Despite the campaign, the story of the woman in Chicago who couldn't afford a detector lingered on her mind.

With Rosalie's voice still in her head, Brundidge cold-called the company First Alert to ask for donations, and soon had a case of 50 sent to her free of charge, ready to be distributed to those in need.

"The first one that went out was to an elderly woman in Lakeville, Minnesota. Her son-in-law sent me an email," she says. "I've been mailing them and people have been coming by the house and I take it outside. Some of the folks have been driving by, dropping them off on their porch."

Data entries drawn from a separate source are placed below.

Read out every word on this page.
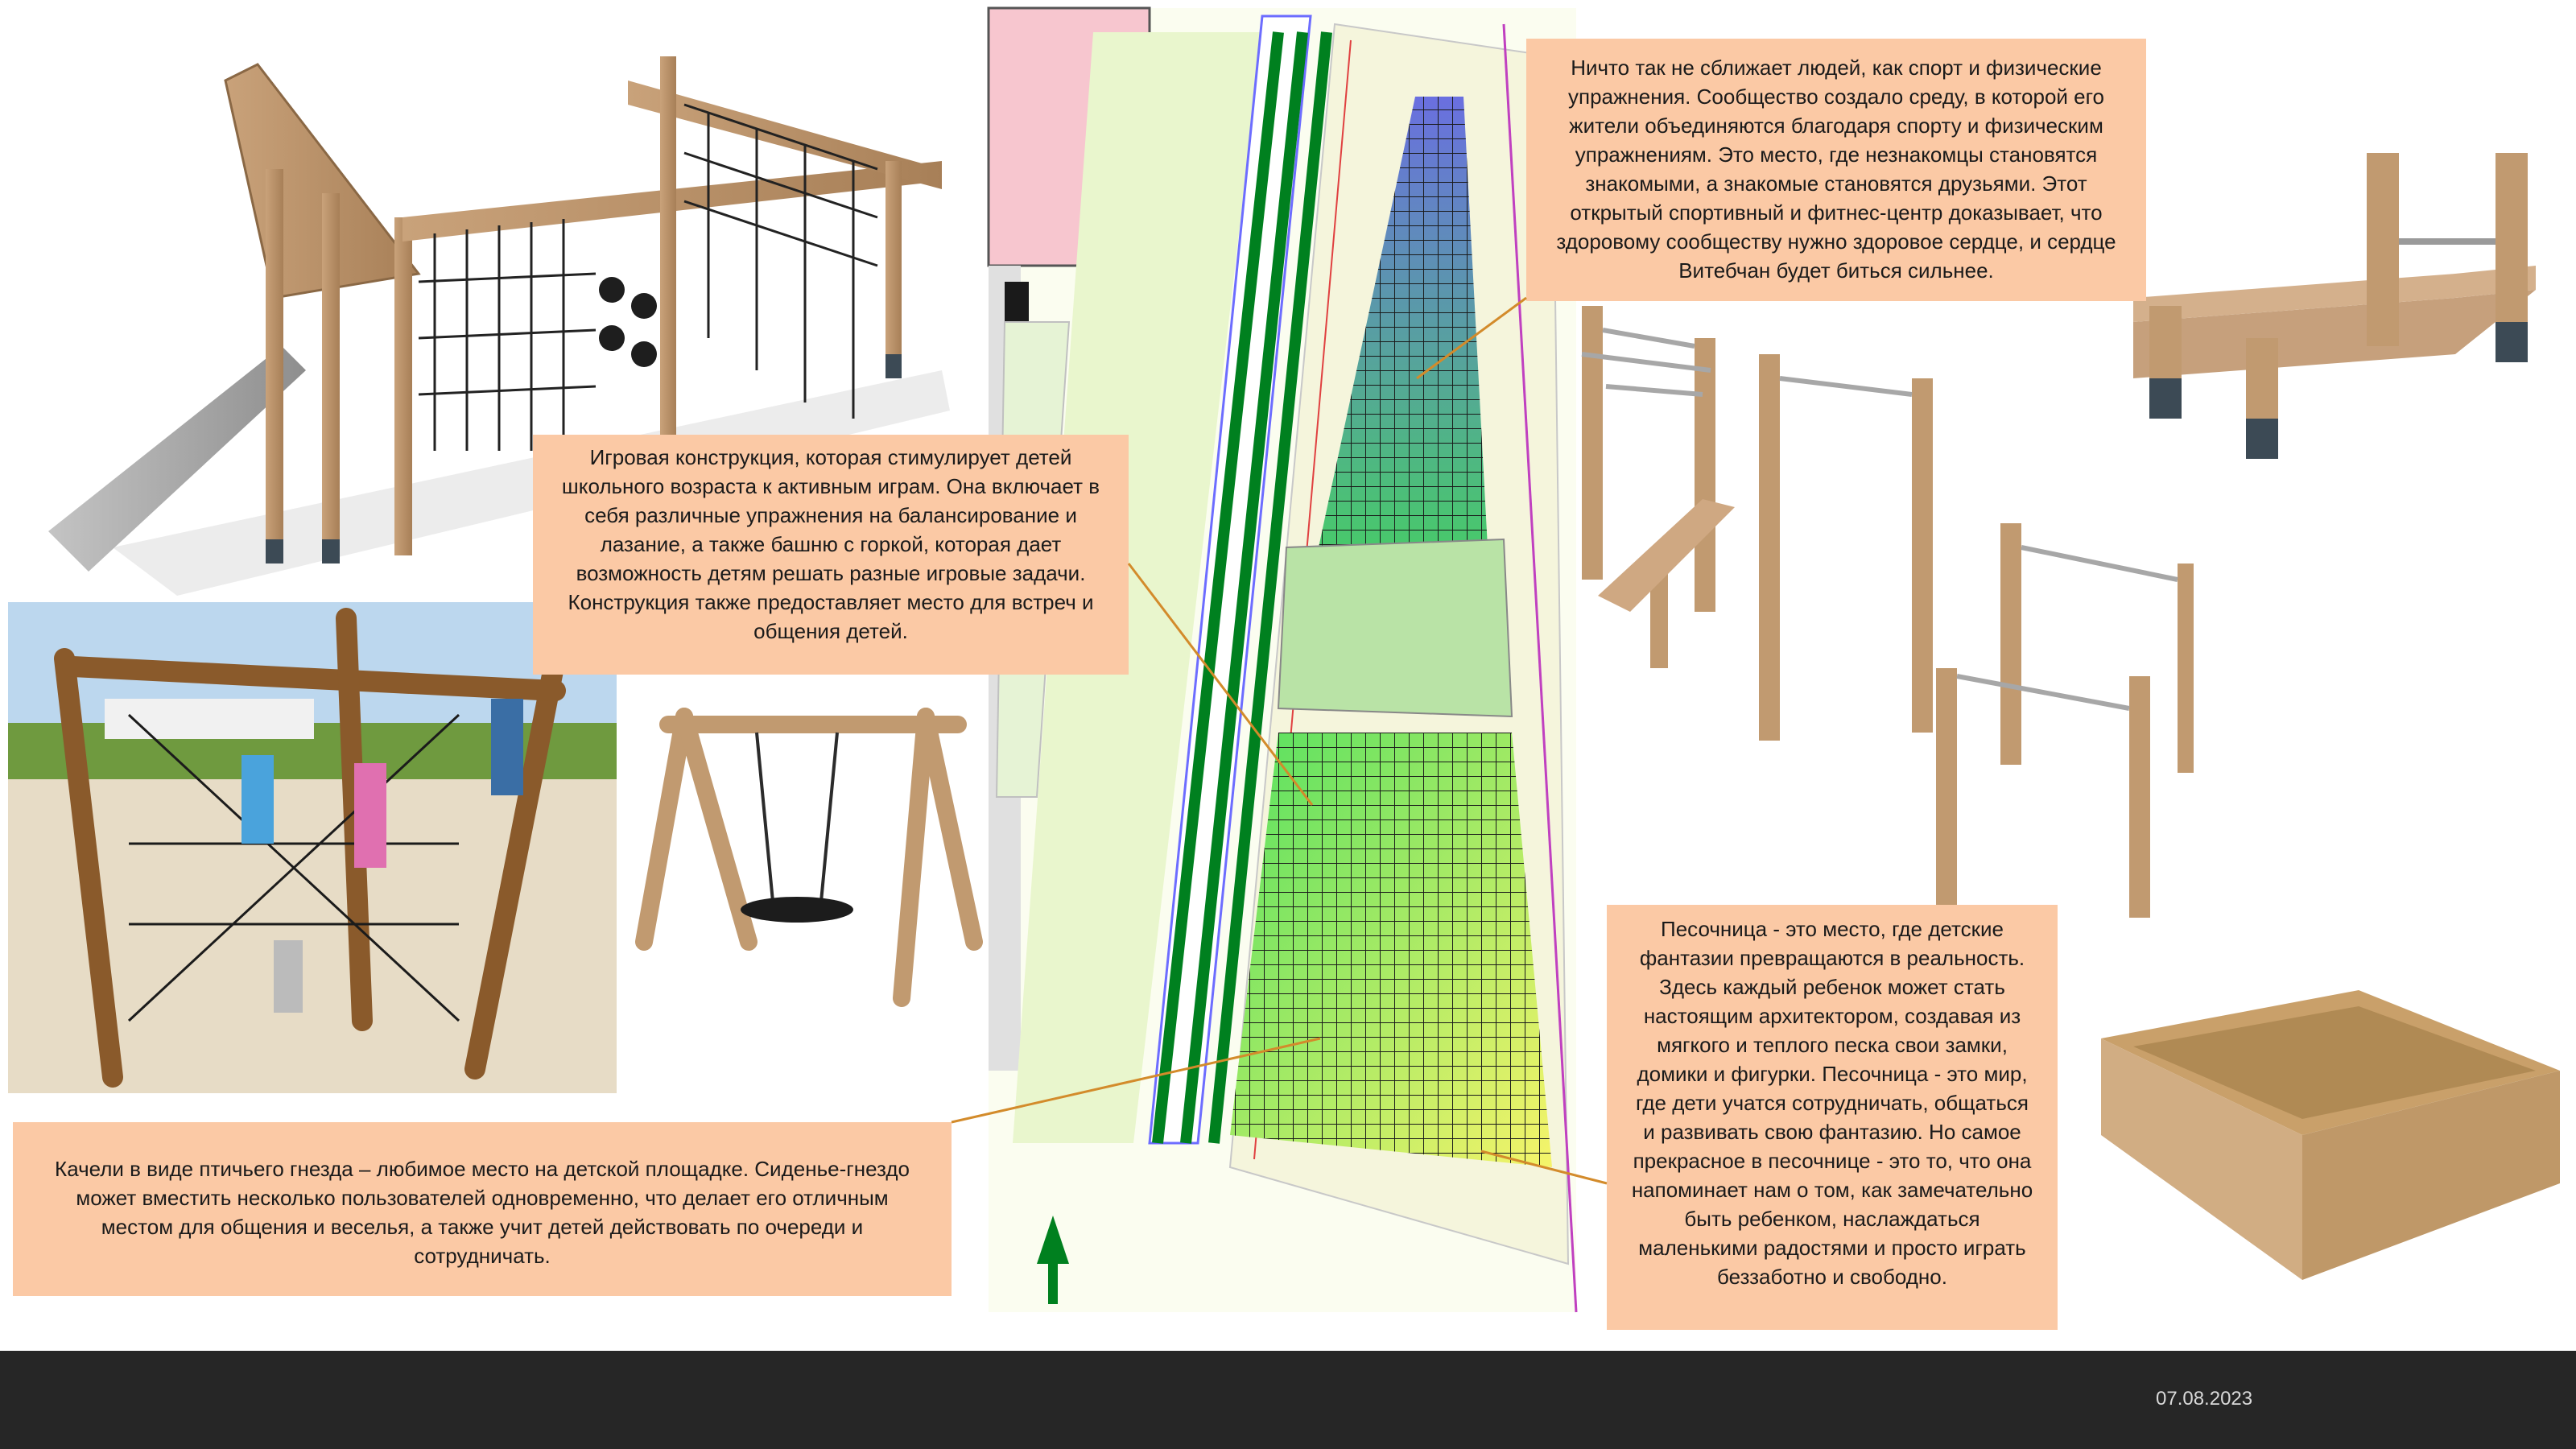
Ничто так не сближает людей, как спорт и физические упражнения. Сообщество создало среду, в которой его жители объединяются благодаря спорту и физическим упражнениям. Это место, где незнакомцы становятся знакомыми, а знакомые становятся друзьями. Этот открытый спортивный и фитнес-центр доказывает, что здоровому сообществу нужно здоровое сердце, и сердце Витебчан будет биться сильнее.
Игровая конструкция, которая стимулирует детей школьного возраста к активным играм. Она включает в себя различные упражнения на балансирование и лазание, а также башню с горкой, которая дает возможность детям решать разные игровые задачи.
Конструкция также предоставляет место для встреч и общения детей.
Качели в виде птичьего гнезда – любимое место на детской площадке. Сиденье-гнездо может вместить несколько пользователей одновременно, что делает его отличным местом для общения и веселья, а также учит детей действовать по очереди и сотрудничать.
Песочница - это место, где детские фантазии превращаются в реальность. Здесь каждый ребенок может стать настоящим архитектором, создавая из мягкого и теплого песка свои замки, домики и фигурки. Песочница - это мир, где дети учатся сотрудничать, общаться и развивать свою фантазию. Но самое прекрасное в песочнице - это то, что она напоминает нам о том, как замечательно быть ребенком, наслаждаться маленькими радостями и просто играть беззаботно и свободно.
07.08.2023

She adds: "Whatever I need to do to get these smoke detectors into folks' homes, I'm willing to do, because I'm really serious about making sure that nobody has to go through what I went through."

Though the COVID-19 pandemic has paused future plans to distribute even more detectors in other cities, including Lake Charles, Brundidge says the response has so far been overwhelming, and that people are "so grateful" to receive the help.

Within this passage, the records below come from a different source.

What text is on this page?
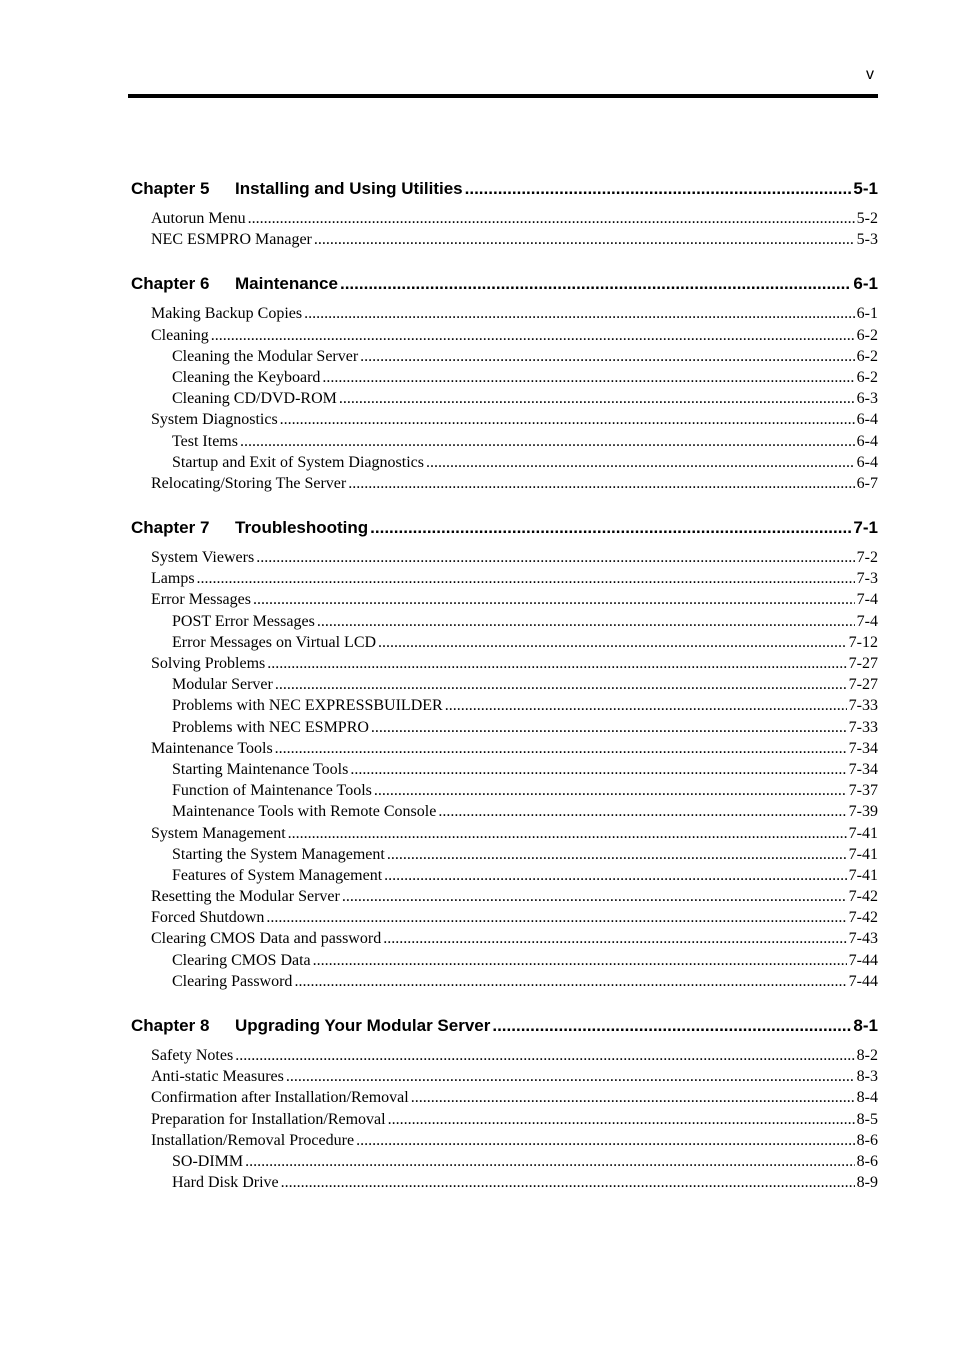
v
Chapter 5 Installing and Using Utilities .....	5-1
Autorun Menu .....	5-2
NEC ESMPRO Manager .....	5-3
Chapter 6 Maintenance .....	6-1
Making Backup Copies .....	6-1
Cleaning .....	6-2
Cleaning the Modular Server .....	6-2
Cleaning the Keyboard .....	6-2
Cleaning CD/DVD-ROM .....	6-3
System Diagnostics .....	6-4
Test Items .....	6-4
Startup and Exit of System Diagnostics .....	6-4
Relocating/Storing The Server .....	6-7
Chapter 7 Troubleshooting .....	7-1
System Viewers .....	7-2
Lamps .....	7-3
Error Messages .....	7-4
POST Error Messages .....	7-4
Error Messages on Virtual LCD .....	7-12
Solving Problems .....	7-27
Modular Server .....	7-27
Problems with NEC EXPRESSBUILDER .....	7-33
Problems with NEC ESMPRO .....	7-33
Maintenance Tools .....	7-34
Starting Maintenance Tools .....	7-34
Function of Maintenance Tools .....	7-37
Maintenance Tools with Remote Console .....	7-39
System Management .....	7-41
Starting the System Management .....	7-41
Features of System Management .....	7-41
Resetting the Modular Server .....	7-42
Forced Shutdown .....	7-42
Clearing CMOS Data and password .....	7-43
Clearing CMOS Data .....	7-44
Clearing Password .....	7-44
Chapter 8 Upgrading Your Modular Server .....	8-1
Safety Notes .....	8-2
Anti-static Measures .....	8-3
Confirmation after Installation/Removal .....	8-4
Preparation for Installation/Removal .....	8-5
Installation/Removal Procedure .....	8-6
SO-DIMM .....	8-6
Hard Disk Drive .....	8-9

"One man said, 'I've never asked for help before in my life for anything,' but he said he saw the story and he looked around at his family and he realized if he couldn't afford it, he needed to go ahead and ask for a free one," she says. "He realized, 'Yep, I need this. This is important. I don't want anything to happen to my family like what happened to Sheletta's family.'"

Tarsila Wey, director of marketing for First Alert, praised Brundidge's efforts in a statement to PEOPLE.

"First Alert applauds Sheletta Brundidge's efforts to help raise awareness and educate others about the dangers of carbon monoxide," Wey said. "She has seen first-hand how devastating the effects of this poisonous gas can be, and we are glad to play a part in her efforts to distribute carbon monoxide alarms to those in need, helping others to protect what matters most."   

Though her mission to outfit every home in need with a carbon monoxide detector has only just begun, Brundidge says she hopes that her beloved Aunt Rosa is looking down with a smile.

"I'm doing this with my children. I'm making sure that they are there, and they are seeing this, that they are aware of what's going on because I want to pass on that legacy of giving that my aunt gave me," she says. "I can try my best to make her proud and honor her legacy."